Evidence | Criteria | Meta-analyses of randomized controlled trialsa | |
---|---|---|---|
Outcomes with beneficial effects | Outcomes with harmful effects | ||
Consistent | 95% CI of the mean effect excludes null value with no heterogeneity, or predictive distributionb contains an extreme proportion (>90%) of true effects in the direction of the mean effect | All fracture, vertebral fracture, nonvertebral fracture, colorectal cancer (EPT), cardiovascular mortality (ET) | Cardiovascular disease, cerebrovascular disease, stroke, nonfatal stroke, venous thromboembolism, deep vein thrombosis, gallbladder disease requiring surgery, endometrial hyperplasia (ET), lung cancer mortality (EPT) |
Highly suggestive | 95% CI of the mean effect excludes null value, with heterogeneity present but predictive distribution not estimablec, or predictive distribution contains a substantial proportion (70%–90%) of true effects in the direction of the mean effect | Vasomotor symptomsd, vasomotor symptom severityd, vaginal atrophy (intravaginal ET)d, sexual function, urinary incontinenced, diabetes mellitus | Cardiovascular disease recurrence |
Suggestive | 95% CI of the mean effect includes null value, predictive distribution not estimablec, and 95% CI of the most precise studye excludes null value | Breast cancer (ET), endometrial cancer (EPT), hip fracture (EPT), sleep quality (EPT), skeletal muscle strength (EPT), recurrent urinary tract infection (ET)d | Breast cancer (EPT), dementia (EPT), pulmonary embolism (EPT), irregular vaginal bleeding (ET) |
Controversial | Predictive distribution contains a non-negligible proportion (>30%) of true effects in both the same and the opposite direction of the mean effect | None | None |
Insufficient | Insufficient evidence to draw conclusions | All-cause mortality, all cancer incidence and mortality, lung cancer incidence and mortality (ET), breast cancer recurrence and mortality, ovarian cancer incidence and overall survival, endometrial cancer (ET), colorectal cancer incidence (ET) and mortality, cardiovascular mortality (EPT), cerebrovascular disease recurrence, stroke recurrence, fatal stroke incidence and recurrence, nonfatal stroke recurrence, transient ischemic attack incidence and recurrence, coronary heart disease incidence and recurrence and mortality, myocardial infarction incidence and recurrence, fatal and nonfatal myocardial infarction incidence and recurrence, angina pectoris incidence and recurrence, cardiac death, coronary revascularization, venous thromboembolism recurrence, deep vein thrombosis recurrence, pulmonary embolism incidence (ET) and recurrence, dementia (ET), Alzheimer disease, cognitive function (in healthy women and in women with dementia), hip fracture (ET), endometrial hyperplasia (EPT), irregular vaginal bleeding (EPT), sleep quality (ET), occurrence and recurrence of depressive symptoms |
Small-study effects existed for all fracture, sexual function, urinary incontinence, and deep vein thrombosis; the Egger regression test was used to examine whether smaller studies tended to show more pronounced effects than larger studies; it was applied only in meta-analyses of ≥10 studies; more information is available in S3 Text. Meta-analysis results were robust to severe or extreme publication bias for all fracture, vasomotor symptoms, stroke, nonfatal stroke, venous thromboembolism, gallbladder disease requiring surgery, and endometrial hyperplasia (ET); “robust to severe or extreme publication bias” means that the meta-analysis results cannot be explained away by hypothetical publication bias that greatly exceeds empirical estimates of publication bias severity in medicine (i.e., hypothetical publication bias in which statistically significant positive effects are 4-fold more likely to be published and meta-analyzed than nonsignificant or negative effects); more information is available in S3 Text. CI, confidence interval; EPT, estrogen plus progestin therapy; ET, estrogen-alone therapy.

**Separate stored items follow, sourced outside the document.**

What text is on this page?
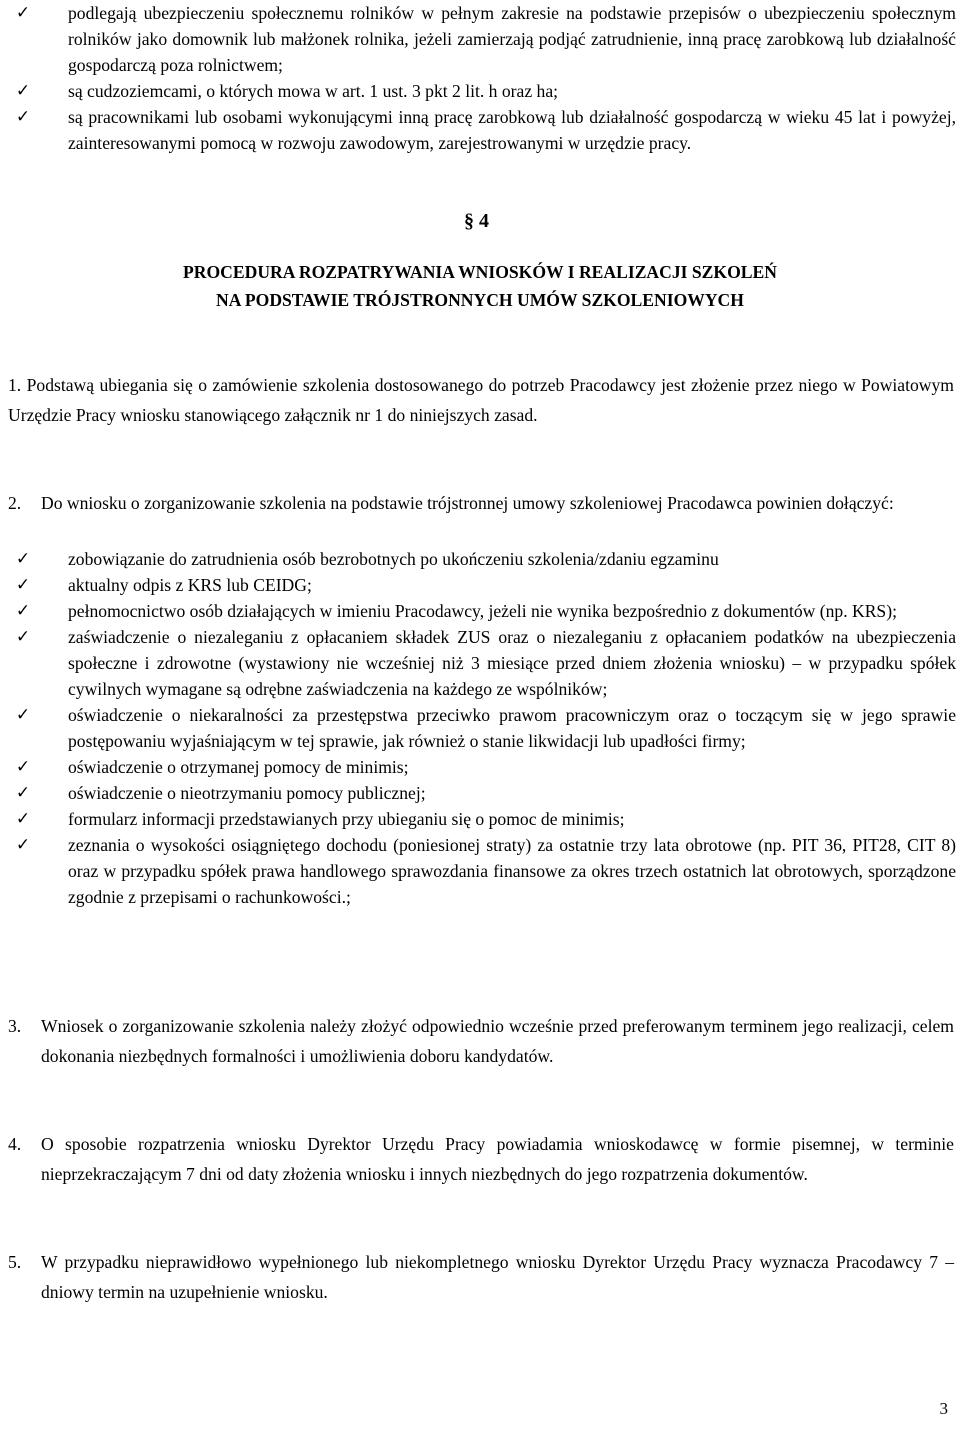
✓ podlegają ubezpieczeniu społecznemu rolników w pełnym zakresie na podstawie przepisów o ubezpieczeniu społecznym rolników jako domownik lub małżonek rolnika, jeżeli zamierzają podjąć zatrudnienie, inną pracę zarobkową lub działalność gospodarczą poza rolnictwem;
✓ są cudzoziemcami, o których mowa w art. 1 ust. 3 pkt 2 lit. h oraz ha;
✓ są pracownikami lub osobami wykonującymi inną pracę zarobkową lub działalność gospodarczą w wieku 45 lat i powyżej, zainteresowanymi pomocą w rozwoju zawodowym, zarejestrowanymi w urzędzie pracy.
§ 4
PROCEDURA ROZPATRYWANIA WNIOSKÓW I REALIZACJI SZKOLEŃ
NA PODSTAWIE TRÓJSTRONNYCH UMÓW SZKOLENIOWYCH
1. Podstawą ubiegania się o zamówienie szkolenia dostosowanego do potrzeb Pracodawcy jest złożenie przez niego w Powiatowym Urzędzie Pracy wniosku stanowiącego załącznik nr 1 do niniejszych zasad.
2. Do wniosku o zorganizowanie szkolenia na podstawie trójstronnej umowy szkoleniowej Pracodawca powinien dołączyć:
✓ zobowiązanie do zatrudnienia osób bezrobotnych po ukończeniu szkolenia/zdaniu egzaminu
✓ aktualny odpis z KRS lub CEIDG;
✓ pełnomocnictwo osób działających w imieniu Pracodawcy, jeżeli nie wynika bezpośrednio z dokumentów (np. KRS);
✓ zaświadczenie o niezaleganiu z opłacaniem składek ZUS oraz o niezaleganiu z opłacaniem podatków na ubezpieczenia społeczne i zdrowotne (wystawiony nie wcześniej niż 3 miesiące przed dniem złożenia wniosku) – w przypadku spółek cywilnych wymagane są odrębne zaświadczenia na każdego ze wspólników;
✓ oświadczenie o niekaralności za przestępstwa przeciwko prawom pracowniczym oraz o toczącym się w jego sprawie postępowaniu wyjaśniającym w tej sprawie, jak również o stanie likwidacji lub upadłości firmy;
✓ oświadczenie o otrzymanej pomocy de minimis;
✓ oświadczenie o nieotrzymaniu pomocy publicznej;
✓ formularz informacji przedstawianych przy ubieganiu się o pomoc de minimis;
✓ zeznania o wysokości osiągniętego dochodu (poniesionej straty) za ostatnie trzy lata obrotowe (np. PIT 36, PIT28, CIT 8) oraz w przypadku spółek prawa handlowego sprawozdania finansowe za okres trzech ostatnich lat obrotowych, sporządzone zgodnie z przepisami o rachunkowości.;
3. Wniosek o zorganizowanie szkolenia należy złożyć odpowiednio wcześnie przed preferowanym terminem jego realizacji, celem dokonania niezbędnych formalności i umożliwienia doboru kandydatów.
4. O sposobie rozpatrzenia wniosku Dyrektor Urzędu Pracy powiadamia wnioskodawcę w formie pisemnej, w terminie nieprzekraczającym 7 dni od daty złożenia wniosku i innych niezbędnych do jego rozpatrzenia dokumentów.
5. W przypadku nieprawidłowo wypełnionego lub niekompletnego wniosku Dyrektor Urzędu Pracy wyznacza Pracodawcy 7 – dniowy termin na uzupełnienie wniosku.
3
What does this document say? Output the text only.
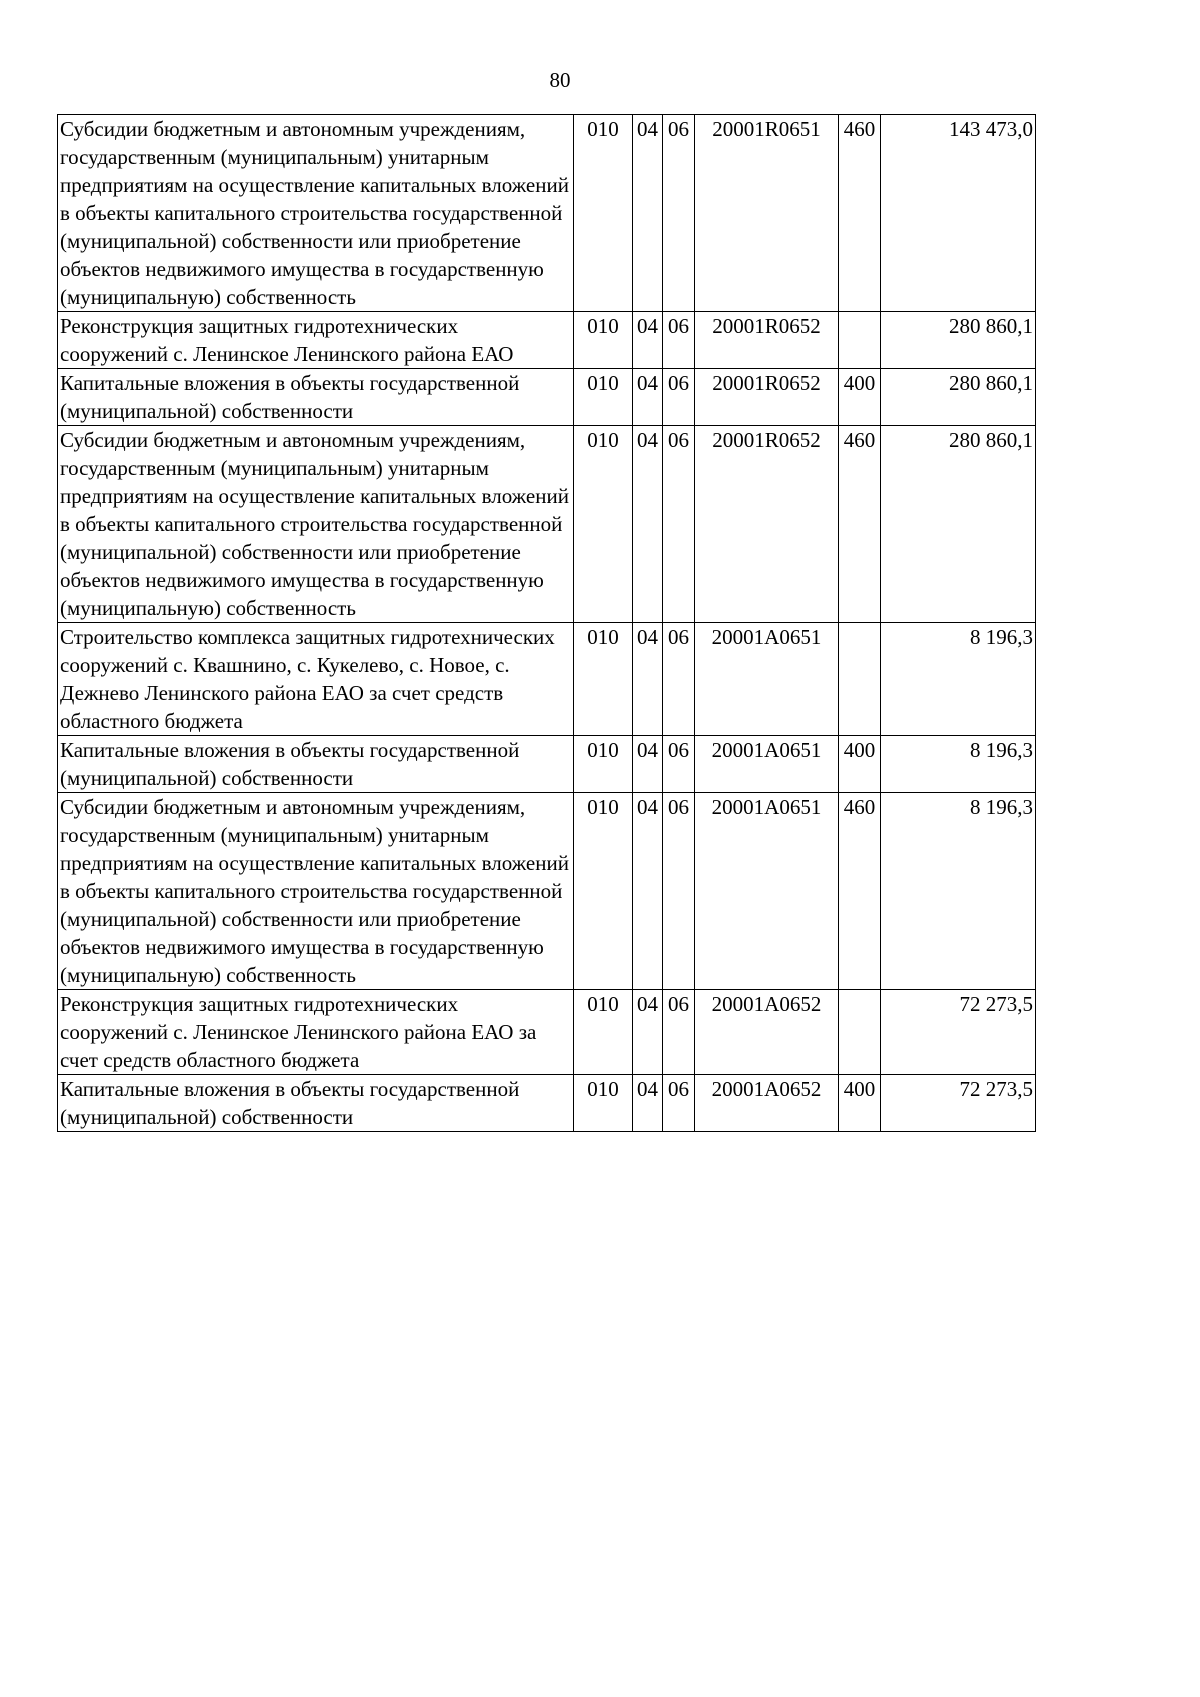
80
Субсидии бюджетным и автономным учреждениям, государственным (муниципальным) унитарным предприятиям на осуществление капитальных вложений в объекты капитального строительства государственной (муниципальной) собственности или приобретение объектов недвижимого имущества в государственную (муниципальную) собственность	010	04	06	20001R0651	460	143 473,0
Реконструкция защитных гидротехнических сооружений с. Ленинское Ленинского района ЕАО	010	04	06	20001R0652		280 860,1
Капитальные вложения в объекты государственной (муниципальной) собственности	010	04	06	20001R0652	400	280 860,1
Субсидии бюджетным и автономным учреждениям, государственным (муниципальным) унитарным предприятиям на осуществление капитальных вложений в объекты капитального строительства государственной (муниципальной) собственности или приобретение объектов недвижимого имущества в государственную (муниципальную) собственность	010	04	06	20001R0652	460	280 860,1
Строительство комплекса защитных гидротехнических сооружений с. Квашнино, с. Кукелево, с. Новое, с. Дежнево Ленинского района ЕАО за счет средств областного бюджета	010	04	06	20001А0651		8 196,3
Капитальные вложения в объекты государственной (муниципальной) собственности	010	04	06	20001А0651	400	8 196,3
Субсидии бюджетным и автономным учреждениям, государственным (муниципальным) унитарным предприятиям на осуществление капитальных вложений в объекты капитального строительства государственной (муниципальной) собственности или приобретение объектов недвижимого имущества в государственную (муниципальную) собственность	010	04	06	20001А0651	460	8 196,3
Реконструкция защитных гидротехнических сооружений с. Ленинское Ленинского района ЕАО за счет средств областного бюджета	010	04	06	20001А0652		72 273,5
Капитальные вложения в объекты государственной (муниципальной) собственности	010	04	06	20001А0652	400	72 273,5
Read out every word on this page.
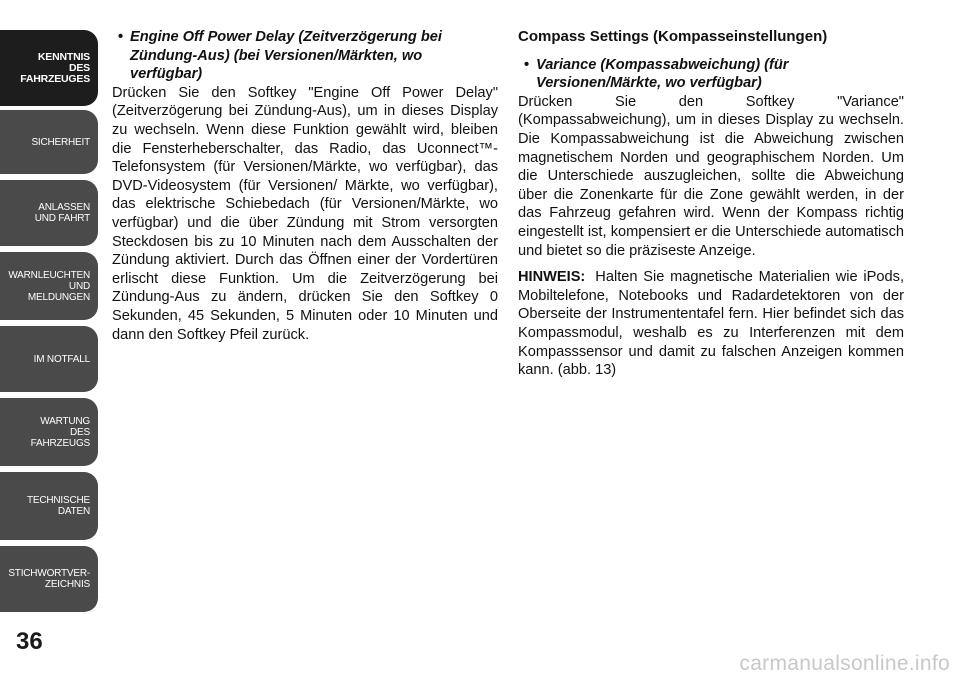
KENNTNIS
DES
FAHRZEUGES
SICHERHEIT
ANLASSEN
UND FAHRT
WARNLEUCHTEN
UND
MELDUNGEN
IM NOTFALL
WARTUNG
DES
FAHRZEUGS
TECHNISCHE
DATEN
STICHWORTVER-
ZEICHNIS
36

• Engine Off Power Delay (Zeitverzögerung bei Zündung-Aus) (bei Versionen/Märkten, wo verfügbar)

Drücken Sie den Softkey "Engine Off Power Delay" (Zeitverzögerung bei Zündung-Aus), um in dieses Display zu wechseln. Wenn diese Funktion gewählt wird, bleiben die Fensterheberschalter, das Radio, das Uconnect™-Telefonsystem (für Versionen/Märkte, wo verfügbar), das DVD-Videosystem (für Versionen/ Märkte, wo verfügbar), das elektrische Schiebedach (für Versionen/Märkte, wo verfügbar) und die über Zündung mit Strom versorgten Steckdosen bis zu 10 Minuten nach dem Ausschalten der Zündung aktiviert. Durch das Öffnen einer der Vordertüren erlischt diese Funktion. Um die Zeitverzögerung bei Zündung-Aus zu ändern, drücken Sie den Softkey 0 Sekunden, 45 Sekunden, 5 Minuten oder 10 Minuten und dann den Softkey Pfeil zurück.

Compass Settings (Kompasseinstellungen)

• Variance (Kompassabweichung) (für Versionen/Märkte, wo verfügbar)

Drücken Sie den Softkey "Variance" (Kompassabweichung), um in dieses Display zu wechseln. Die Kompassabweichung ist die Abweichung zwischen magnetischem Norden und geographischem Norden. Um die Unterschiede auszugleichen, sollte die Abweichung über die Zonenkarte für die Zone gewählt werden, in der das Fahrzeug gefahren wird. Wenn der Kompass richtig eingestellt ist, kompensiert er die Unterschiede automatisch und bietet so die präziseste Anzeige.

HINWEIS: Halten Sie magnetische Materialien wie iPods, Mobiltelefone, Notebooks und Radardetektoren von der Oberseite der Instrumententafel fern. Hier befindet sich das Kompassmodul, weshalb es zu Interferenzen mit dem Kompasssensor und damit zu falschen Anzeigen kommen kann. (abb. 13)

carmanualsonline.info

aThe average effects of any menopausal hormone therapy (ET or EPT) in perimenopausal or postmenopausal women. When subgroup analysis by type of hormone therapy indicated a qualitative difference or statistically significant results were found for only 1 type of hormone therapy, results are presented separately for them. The effects refer to outcome incidence, unless otherwise indicated.
bThe predictive distribution describes how the true effect sizes across studies are distributed around the summary average effect. Predictive distribution was estimated only in meta-analyses of ≥10 studies. More information is available in S3 Text.
cDue to a small number of studies (<10) being included in the meta-analysis.
dIn women who already have the outcome of interest.
eThe study with the smallest standard error in each meta-analysis.